On whether today's cuts will be the end, a Citi executive tells FOX Business: “In the last quarter, we said on a Wall Street conference call that we would continue to seek ways to optimize. I don’t think anyone can come to the conclusion the bank is going to sit back and do nothing else.” The executive adds Citigroup’s new chief executive, Michael Corbat, "said in October he now wants to focus on operational efficiency, so the layoffs shouldn’t be a surprise.”

Another Citi exec tells FOX Business: “O’Neill (chairman Michael O’Neill) and Corbat are really focused on cutting out the excess in the bank. We’ve been living too long with too many layers, too many units not being able to or just not talking to each other. We’ve been living with dysfunction too long.”

The Citi exec adds: ”We need to rationalize our operation -- it’s one of the most top-heavy, bureaucratic organizations.
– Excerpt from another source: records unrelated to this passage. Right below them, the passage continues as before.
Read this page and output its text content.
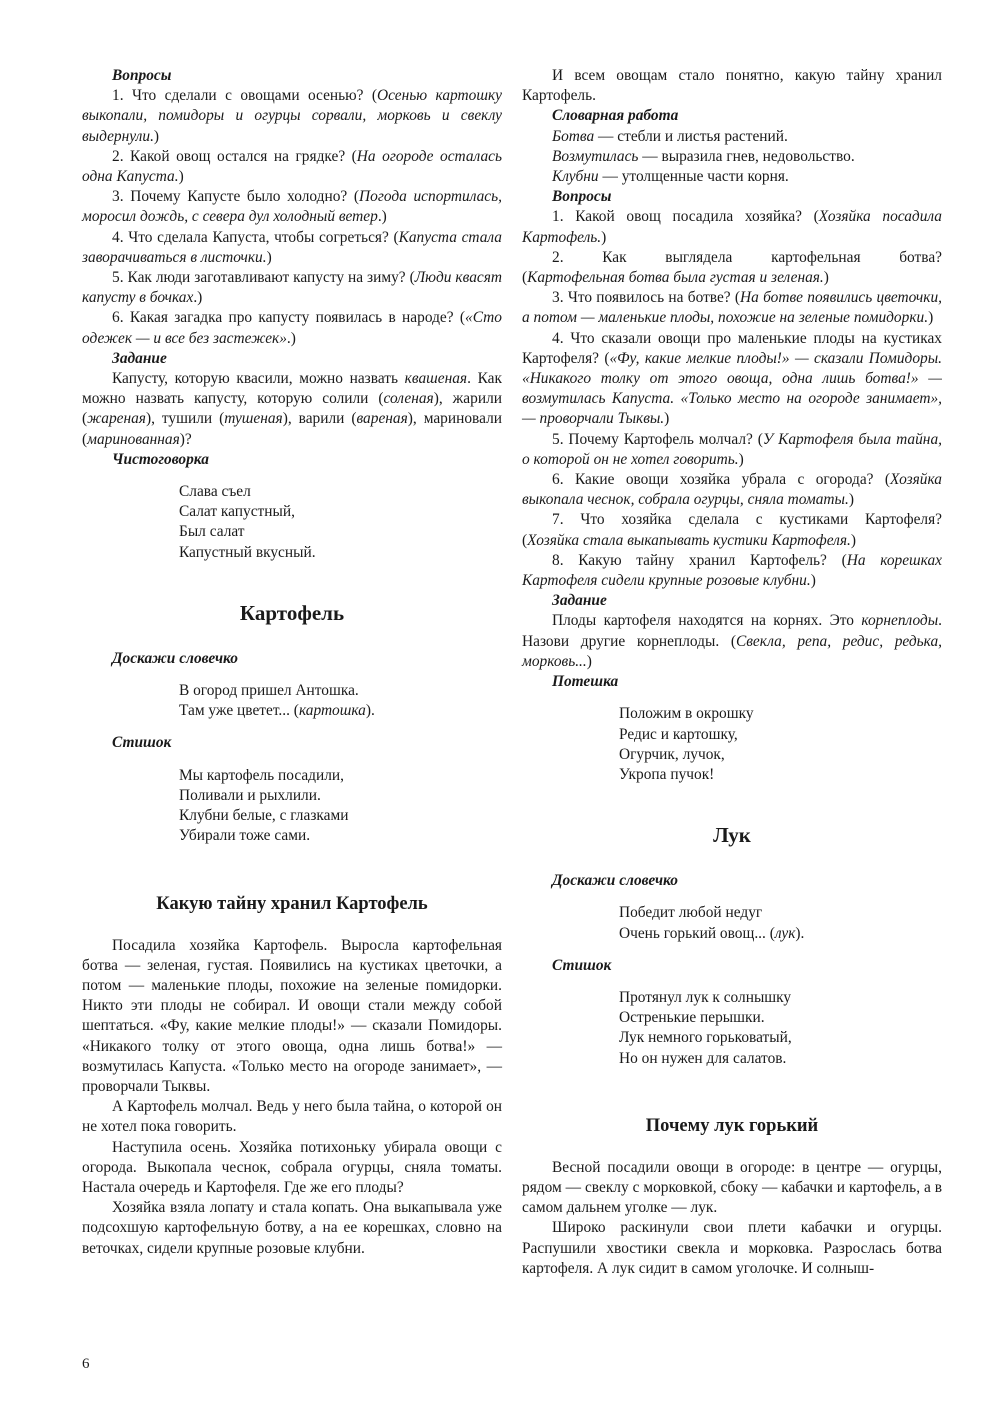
Вопросы

1. Что сделали с овощами осенью? (Осенью картошку выкопали, помидоры и огурцы сорвали, морковь и свеклу выдернули.)

2. Какой овощ остался на грядке? (На огороде осталась одна Капуста.)

3. Почему Капусте было холодно? (Погода испортилась, моросил дождь, с севера дул холодный ветер.)

4. Что сделала Капуста, чтобы согреться? (Капуста стала заворачиваться в листочки.)

5. Как люди заготавливают капусту на зиму? (Люди квасят капусту в бочках.)

6. Какая загадка про капусту появилась в народе? («Сто одежек — и все без застежек».)

Задание

Капусту, которую квасили, можно назвать квашеная. Как можно назвать капусту, которую солили (соленая), жарили (жареная), тушили (тушеная), варили (вареная), мариновали (маринованная)?

Чистоговорка
Слава съел
Салат капустный,
Был салат
Капустный вкусный.
Картофель
Доскажи словечко
В огород пришел Антошка.
Там уже цветет... (картошка).
Стишок
Мы картофель посадили,
Поливали и рыхлили.
Клубни белые, с глазками
Убирали тоже сами.
Какую тайну хранил Картофель

Посадила хозяйка Картофель. Выросла картофельная ботва — зеленая, густая. Появились на кустиках цветочки, а потом — маленькие плоды, похожие на зеленые помидорки. Никто эти плоды не собирал. И овощи стали между собой шептаться. «Фу, какие мелкие плоды!» — сказали Помидоры. «Никакого толку от этого овоща, одна лишь ботва!» — возмутилась Капуста. «Только место на огороде занимает», — проворчали Тыквы.

А Картофель молчал. Ведь у него была тайна, о которой он не хотел пока говорить.

Наступила осень. Хозяйка потихоньку убирала овощи с огорода. Выкопала чеснок, собрала огурцы, сняла томаты. Настала очередь и Картофеля. Где же его плоды?

Хозяйка взяла лопату и стала копать. Она выкапывала уже подсохшую картофельную ботву, а на ее корешках, словно на веточках, сидели крупные розовые клубни.

И всем овощам стало понятно, какую тайну хранил Картофель.

Словарная работа

Ботва — стебли и листья растений.

Возмутилась — выразила гнев, недовольство.

Клубни — утолщенные части корня.

Вопросы

1. Какой овощ посадила хозяйка? (Хозяйка посадила Картофель.)

2. Как выглядела картофельная ботва?

(Картофельная ботва была густая и зеленая.)

3. Что появилось на ботве? (На ботве появились цветочки, а потом — маленькие плоды, похожие на зеленые помидорки.)

4. Что сказали овощи про маленькие плоды на кустиках Картофеля? («Фу, какие мелкие плоды!» — сказали Помидоры. «Никакого толку от этого овоща, одна лишь ботва!» — возмутилась Капуста. «Только место на огороде занимает», — проворчали Тыквы.)

5. Почему Картофель молчал? (У Картофеля была тайна, о которой он не хотел говорить.)

6. Какие овощи хозяйка убрала с огорода? (Хозяйка выкопала чеснок, собрала огурцы, сняла томаты.)

7. Что хозяйка сделала с кустиками Картофеля?

(Хозяйка стала выкапывать кустики Картофеля.)

8. Какую тайну хранил Картофель? (На корешках Картофеля сидели крупные розовые клубни.)

Задание

Плоды картофеля находятся на корнях. Это корнеплоды. Назови другие корнеплоды. (Свекла, репа, редис, редька, морковь...)

Потешка
Положим в окрошку
Редис и картошку,
Огурчик, лучок,
Укропа пучок!
Лук
Доскажи словечко
Победит любой недуг
Очень горький овощ... (лук).
Стишок
Протянул лук к солнышку
Остренькие перышки.
Лук немного горьковатый,
Но он нужен для салатов.
Почему лук горький

Весной посадили овощи в огороде: в центре — огурцы, рядом — свеклу с морковкой, сбоку — кабачки и картофель, а в самом дальнем уголке — лук.

Широко раскинули свои плети кабачки и огурцы. Распушили хвостики свекла и морковка. Разрослась ботва картофеля. А лук сидит в самом уголочке. И солныш-

6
Too many middle managers, too many layers.”

Corbat, who recently took the reins from former top executive Vikram Pandit, is now moving aggressively to strip out the excess and the operations that don’t earn the bank money throughout the world.

Citigroup received the most federal funding during the financial crisis, a total of $476.2 billion in cash and guarantees, says a 2011 report from the Congressional Oversight Panel, which oversees the TARP bank bailout program.

Citi now plans to take fourth-quarter pre-tax charges of about $1 billion. It forecasts an estimated $900 million in expense savings in 2013, and $1.1 billion in cost savings in 2014. The biggest layoffs are coming in global consumer banking, with 6,200 job cuts. Citi will also cut 1,900 jobs in its institutional clients group, which includes securities, banking, and transaction services. The bank also plans to sell or significantly cut back consumer operations in Pakistan, Paraguay, Romania, Turkey and Uruguay. Citi Holdings, the bad bank at Citi, is expected to eliminate about 350 positions

“We’re focusing on what we do best and making that more efficient,” a Citi exec tells FOX Business. “When you look at job cuts in total, there are several different things we’re doing besides job cuts. We’re merging units inside the bank, cutting back in markets where we don’t have scale, and significantly unwinding or cutting back where we don’t see a return” on investment.